Pour quel choix final ? A vous de le découvrir, ainsi que les multiples autres atouts de ce roman incroyablement beau et juste, complet et parfaitement conté, qui fut pour moi un coup de coeur. Enorme. Pourtant, « l'épopée du buveur d'eau » m'étant tombé des mains il y a longtemps, je n'avais aucune envie de recommencer l'expérience… Mais je remercie mon mari de m'avoir poussée à lire celui-ci ! John IRVING sait incontestablement raconter une histoire : que ce soit sa plume, la construction du récit, la présence incroyable des personnages et, plus encore, sa manière de nous planter le décor et le contexte social ou historique dans lesquels il a décidé de nous emmener faire un tour : Il est juste impressionnant, et très vite on lui fait une confiance totale, on se laisse porter.

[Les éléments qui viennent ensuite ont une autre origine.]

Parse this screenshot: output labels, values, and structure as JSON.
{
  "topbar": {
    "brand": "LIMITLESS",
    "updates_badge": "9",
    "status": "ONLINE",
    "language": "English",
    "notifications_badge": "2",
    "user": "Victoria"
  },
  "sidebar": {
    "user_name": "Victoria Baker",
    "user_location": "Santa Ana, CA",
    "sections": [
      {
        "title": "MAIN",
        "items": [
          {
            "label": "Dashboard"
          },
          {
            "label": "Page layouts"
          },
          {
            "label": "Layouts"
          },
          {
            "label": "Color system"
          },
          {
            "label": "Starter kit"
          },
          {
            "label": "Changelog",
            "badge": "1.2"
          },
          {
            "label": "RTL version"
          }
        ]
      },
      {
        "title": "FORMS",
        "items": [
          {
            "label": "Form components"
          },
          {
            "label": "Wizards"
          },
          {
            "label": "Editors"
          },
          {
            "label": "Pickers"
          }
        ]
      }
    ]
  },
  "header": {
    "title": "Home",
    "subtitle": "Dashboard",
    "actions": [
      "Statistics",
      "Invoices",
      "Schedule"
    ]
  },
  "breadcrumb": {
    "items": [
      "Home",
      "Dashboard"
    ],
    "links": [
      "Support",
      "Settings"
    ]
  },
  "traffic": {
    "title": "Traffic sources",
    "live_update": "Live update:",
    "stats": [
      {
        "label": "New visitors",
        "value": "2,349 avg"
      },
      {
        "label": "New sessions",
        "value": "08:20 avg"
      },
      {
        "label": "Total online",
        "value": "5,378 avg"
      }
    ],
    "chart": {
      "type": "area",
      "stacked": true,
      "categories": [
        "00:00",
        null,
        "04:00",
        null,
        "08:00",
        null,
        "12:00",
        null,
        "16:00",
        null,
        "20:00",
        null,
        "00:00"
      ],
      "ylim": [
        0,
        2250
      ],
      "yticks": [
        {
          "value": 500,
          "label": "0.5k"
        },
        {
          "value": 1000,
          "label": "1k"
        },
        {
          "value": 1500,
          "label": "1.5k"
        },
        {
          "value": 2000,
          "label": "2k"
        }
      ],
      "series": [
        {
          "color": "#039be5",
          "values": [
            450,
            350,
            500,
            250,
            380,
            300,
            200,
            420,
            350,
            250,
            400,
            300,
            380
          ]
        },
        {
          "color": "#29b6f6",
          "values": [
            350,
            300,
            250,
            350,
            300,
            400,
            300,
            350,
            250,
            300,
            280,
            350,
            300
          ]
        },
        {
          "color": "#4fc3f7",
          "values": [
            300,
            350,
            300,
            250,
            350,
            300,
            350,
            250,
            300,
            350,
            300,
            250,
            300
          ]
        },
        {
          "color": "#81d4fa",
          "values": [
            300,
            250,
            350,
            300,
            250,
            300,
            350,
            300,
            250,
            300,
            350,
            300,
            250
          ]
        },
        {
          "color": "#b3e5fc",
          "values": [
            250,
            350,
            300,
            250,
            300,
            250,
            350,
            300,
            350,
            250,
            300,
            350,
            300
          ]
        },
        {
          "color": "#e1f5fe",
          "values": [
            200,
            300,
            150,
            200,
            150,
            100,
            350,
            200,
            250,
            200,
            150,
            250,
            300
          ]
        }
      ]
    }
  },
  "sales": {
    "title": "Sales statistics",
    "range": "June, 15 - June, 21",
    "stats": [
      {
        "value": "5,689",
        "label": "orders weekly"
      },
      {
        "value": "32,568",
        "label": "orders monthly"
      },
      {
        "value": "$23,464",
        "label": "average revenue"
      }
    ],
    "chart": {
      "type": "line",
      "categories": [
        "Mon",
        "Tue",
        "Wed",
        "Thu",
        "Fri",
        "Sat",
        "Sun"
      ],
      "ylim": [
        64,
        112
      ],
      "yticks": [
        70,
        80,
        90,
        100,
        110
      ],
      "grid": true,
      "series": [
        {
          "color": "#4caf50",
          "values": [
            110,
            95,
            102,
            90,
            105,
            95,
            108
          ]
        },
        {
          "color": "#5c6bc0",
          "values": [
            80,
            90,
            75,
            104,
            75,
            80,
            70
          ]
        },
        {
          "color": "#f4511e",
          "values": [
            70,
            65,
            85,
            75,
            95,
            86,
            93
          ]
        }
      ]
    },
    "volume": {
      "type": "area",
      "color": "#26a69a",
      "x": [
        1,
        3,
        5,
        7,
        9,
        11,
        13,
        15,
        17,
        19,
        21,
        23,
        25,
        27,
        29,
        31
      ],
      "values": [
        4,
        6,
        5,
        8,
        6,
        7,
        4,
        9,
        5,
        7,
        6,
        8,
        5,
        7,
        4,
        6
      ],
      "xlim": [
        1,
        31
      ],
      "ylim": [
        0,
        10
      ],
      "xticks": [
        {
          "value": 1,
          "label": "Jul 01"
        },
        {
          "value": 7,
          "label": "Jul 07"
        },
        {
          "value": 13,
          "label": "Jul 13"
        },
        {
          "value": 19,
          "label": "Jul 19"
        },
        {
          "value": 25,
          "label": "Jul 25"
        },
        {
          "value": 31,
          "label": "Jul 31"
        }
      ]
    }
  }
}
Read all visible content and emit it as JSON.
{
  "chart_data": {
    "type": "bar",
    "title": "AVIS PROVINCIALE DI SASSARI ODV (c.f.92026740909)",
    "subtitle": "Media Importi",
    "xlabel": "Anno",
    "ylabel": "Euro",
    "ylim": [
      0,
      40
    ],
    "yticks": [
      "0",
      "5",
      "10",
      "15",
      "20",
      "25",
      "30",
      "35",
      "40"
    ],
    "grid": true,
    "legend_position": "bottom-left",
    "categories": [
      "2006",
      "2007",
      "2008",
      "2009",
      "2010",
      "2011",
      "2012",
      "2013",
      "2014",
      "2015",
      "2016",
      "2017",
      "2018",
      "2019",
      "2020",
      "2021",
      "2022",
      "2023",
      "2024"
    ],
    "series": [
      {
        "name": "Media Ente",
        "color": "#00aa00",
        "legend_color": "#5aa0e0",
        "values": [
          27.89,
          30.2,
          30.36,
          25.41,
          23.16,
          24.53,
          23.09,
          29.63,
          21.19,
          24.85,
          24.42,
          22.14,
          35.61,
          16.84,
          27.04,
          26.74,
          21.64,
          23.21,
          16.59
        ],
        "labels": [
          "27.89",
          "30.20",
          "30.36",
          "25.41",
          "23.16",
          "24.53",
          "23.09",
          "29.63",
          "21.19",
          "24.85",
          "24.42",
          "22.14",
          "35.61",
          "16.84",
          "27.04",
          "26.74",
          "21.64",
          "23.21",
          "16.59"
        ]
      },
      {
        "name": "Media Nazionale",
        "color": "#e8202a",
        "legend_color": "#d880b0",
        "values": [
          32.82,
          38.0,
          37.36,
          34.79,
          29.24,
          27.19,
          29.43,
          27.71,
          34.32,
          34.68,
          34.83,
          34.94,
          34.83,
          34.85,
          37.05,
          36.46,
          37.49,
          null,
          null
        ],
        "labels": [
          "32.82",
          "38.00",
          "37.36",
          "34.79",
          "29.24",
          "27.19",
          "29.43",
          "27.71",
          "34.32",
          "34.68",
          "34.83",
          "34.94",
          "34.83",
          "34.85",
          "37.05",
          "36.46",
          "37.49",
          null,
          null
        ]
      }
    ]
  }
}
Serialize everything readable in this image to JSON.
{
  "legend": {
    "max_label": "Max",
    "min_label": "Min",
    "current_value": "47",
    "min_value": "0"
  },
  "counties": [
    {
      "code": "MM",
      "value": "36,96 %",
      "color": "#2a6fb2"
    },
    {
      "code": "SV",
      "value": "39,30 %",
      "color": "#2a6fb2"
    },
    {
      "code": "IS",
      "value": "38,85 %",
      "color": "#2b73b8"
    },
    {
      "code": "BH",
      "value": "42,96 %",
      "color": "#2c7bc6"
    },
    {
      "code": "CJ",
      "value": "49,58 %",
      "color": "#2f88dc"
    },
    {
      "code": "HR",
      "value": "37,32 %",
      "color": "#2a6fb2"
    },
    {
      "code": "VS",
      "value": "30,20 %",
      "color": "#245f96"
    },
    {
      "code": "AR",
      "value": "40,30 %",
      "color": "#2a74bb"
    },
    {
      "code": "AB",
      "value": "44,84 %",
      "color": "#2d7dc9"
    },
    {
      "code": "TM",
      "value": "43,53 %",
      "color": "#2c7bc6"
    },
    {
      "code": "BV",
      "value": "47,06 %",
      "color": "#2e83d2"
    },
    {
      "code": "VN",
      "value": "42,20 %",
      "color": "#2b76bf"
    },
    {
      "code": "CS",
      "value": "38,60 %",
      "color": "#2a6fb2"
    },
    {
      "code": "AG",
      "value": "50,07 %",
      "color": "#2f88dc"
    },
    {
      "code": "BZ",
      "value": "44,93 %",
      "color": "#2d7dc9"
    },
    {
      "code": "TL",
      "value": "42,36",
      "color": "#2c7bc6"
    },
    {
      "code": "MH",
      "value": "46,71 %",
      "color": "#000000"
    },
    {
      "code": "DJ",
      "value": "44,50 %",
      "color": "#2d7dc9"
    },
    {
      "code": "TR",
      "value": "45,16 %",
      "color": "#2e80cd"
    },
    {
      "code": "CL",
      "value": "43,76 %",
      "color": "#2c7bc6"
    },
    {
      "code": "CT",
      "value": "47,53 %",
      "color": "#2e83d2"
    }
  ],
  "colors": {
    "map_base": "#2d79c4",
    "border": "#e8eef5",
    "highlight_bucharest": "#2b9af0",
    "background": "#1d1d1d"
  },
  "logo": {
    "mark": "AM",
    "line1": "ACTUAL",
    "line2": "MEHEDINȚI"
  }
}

Je crois que c'est la première fois que je lis 810 pages sans aucune phrase en trop, sans jamais avoir envie de lire en diagonale quoi que soit pour fuir les longueurs dans le style ou dans l'histoire. J'ai presque envie de dire que c'est le meilleur livre que j'ai lu jusque-là mais je me méfie de ce genre de formules, alors disons qu'il fait partie des meilleurs que j'ai lu, c'est certain.